Constraints are already be defined by the FileSystem API, and the 
process would work with Web Workers.

> On Mon, 18 Oct 2010, Daniel Cheng wrote:
>> I've been working on better support of arbitrary MIME types in WebKit
>> for some time, and I had some implementation questions. In the past, UAs
>> seem to have gone out of their way to make sure full filesystem paths
>> aren't exposed to the Javascript (e.g. in the file input control). When
>> I did the work for WebKit, I implemented the web dragging clipboard as a
>> simple reflection of the native dragging clipboard.
>> However, this leads to issues like file system paths being exposed
>> through properties like "x-special/gnome-icon-list" or even
>> "text/plain". What is the expected behavior here? Mirroring the native
>> dragging clipboard allows for a much richer interaction with the system,
>> but I'm not sure if we need to go out of our way to try to scrub all
>> paths from the drag. After all, if you're dropping the file on the page,
>> you're already exposing the contents of the file, which are probably
>> much more interesting than just the path. Thoughts?
Set the behavior as a second "File", which the drop object receives.
Existing sites should already be looping through file mime types on drop,
so this shouldn't break existing standards.

For instance, when I loop through ondrop files, I check for content type.

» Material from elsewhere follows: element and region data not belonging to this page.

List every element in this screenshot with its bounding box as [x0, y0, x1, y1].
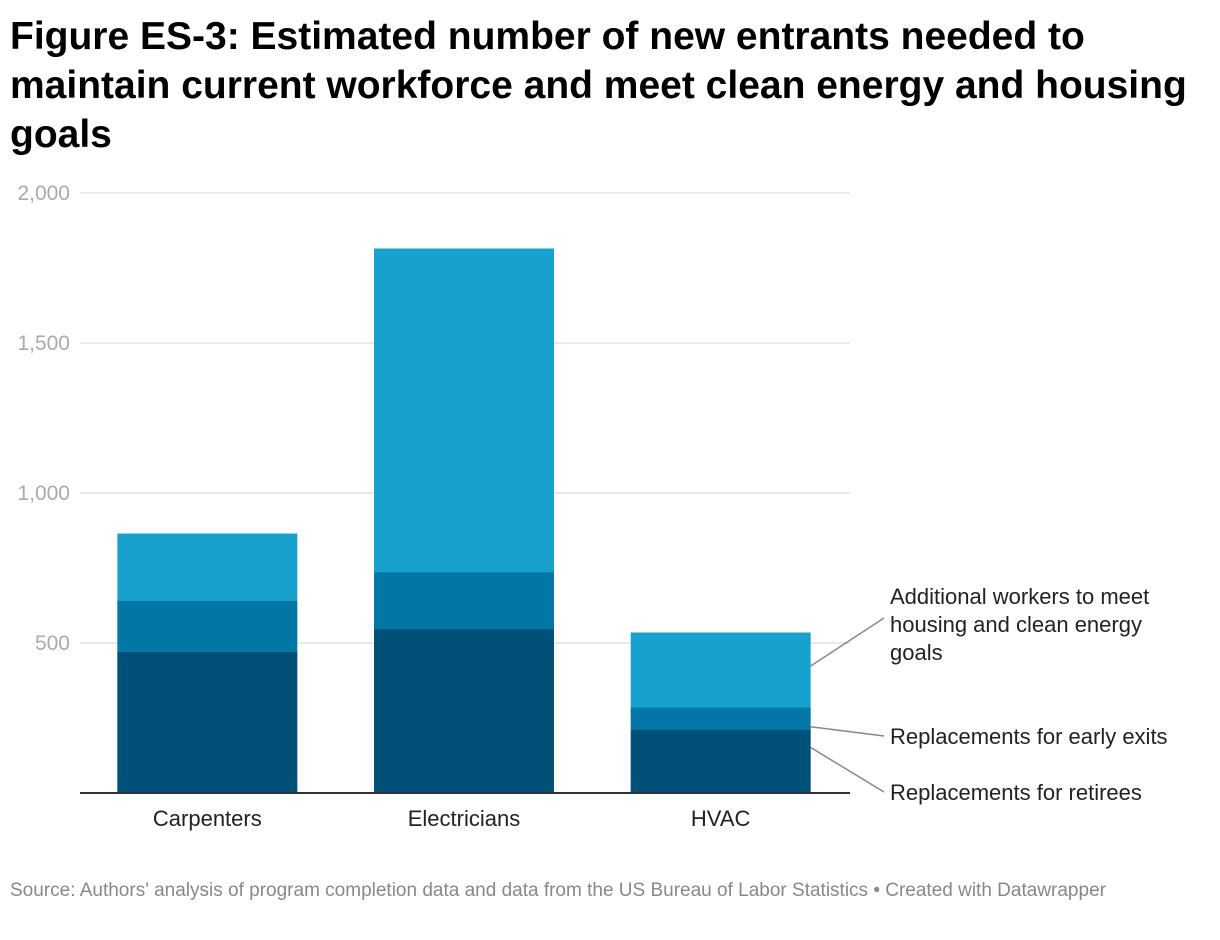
annotation-label-1: Replacements for retirees	[890, 780, 1142, 805]
annotation-1: Replacements for retirees	[810, 746, 1142, 805]
bar-group-electricians	[374, 248, 554, 793]
bar-electricians-series-3	[374, 248, 554, 573]
bar-carpenters-series-1	[117, 652, 298, 793]
bar-hvac-series-3	[630, 632, 811, 708]
bar-carpenters-series-3	[117, 533, 298, 601]
annotation-2: Replacements for early exits	[810, 724, 1168, 749]
y-axis-labels: 500 1,000 1,500 2,000	[17, 182, 70, 655]
annotation-label-2: Replacements for early exits	[890, 724, 1168, 749]
stacked-bar-chart: 500 1,000 1,500 2,000 Carpenters Electrician…	[17, 182, 1168, 831]
y-tick-label-2000: 2,000	[17, 182, 70, 205]
annotation-label-3: Additional workers to meet housing and cl…	[890, 584, 1149, 665]
bars	[117, 248, 811, 793]
annotation-leader-line-3	[810, 617, 885, 667]
bar-hvac-series-2	[630, 707, 811, 730]
x-tick-label-electricians: Electricians	[408, 806, 520, 831]
bar-electricians-series-2	[374, 572, 554, 630]
annotation-leader-line-1	[810, 746, 885, 793]
bar-hvac-series-1	[630, 730, 811, 793]
source-note: Source: Authors' analysis of program com…	[10, 880, 1106, 901]
y-tick-label-1500: 1,500	[17, 332, 70, 355]
chart-title: Figure ES-3: Estimated number of new ent…	[10, 15, 1187, 156]
series-annotations: Additional workers to meet housing and cl…	[810, 584, 1168, 805]
x-tick-label-carpenters: Carpenters	[153, 806, 262, 831]
bar-group-hvac	[630, 632, 811, 793]
bar-carpenters-series-2	[117, 601, 298, 652]
x-axis-labels: Carpenters Electricians HVAC	[153, 806, 751, 831]
annotation-leader-line-2	[810, 726, 885, 737]
y-tick-label-500: 500	[35, 632, 70, 655]
bar-group-carpenters	[117, 533, 298, 793]
bar-electricians-series-1	[374, 629, 554, 793]
annotation-3: Additional workers to meet housing and cl…	[810, 584, 1149, 667]
x-tick-label-hvac: HVAC	[691, 806, 751, 831]
y-tick-label-1000: 1,000	[17, 482, 70, 505]
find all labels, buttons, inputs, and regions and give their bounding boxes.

This is not going to help a use-case for "exposing" the clipboard 
contents before a drop,
as that should be handled through other routes (such as browser extensions).
It would help transfer meta-data to the scripting environment, and/or host.

Use case: An OS may store additional meta-data in file properties, such 
as a title,
or comments. When a user drags that file into a web app, they'd like 
those properties exposed.

This is something up to the individual implementer, and the environments 
they target.
Security is out of scope here, but implementers should be reminded that 
sensitive data should be exposed with great care.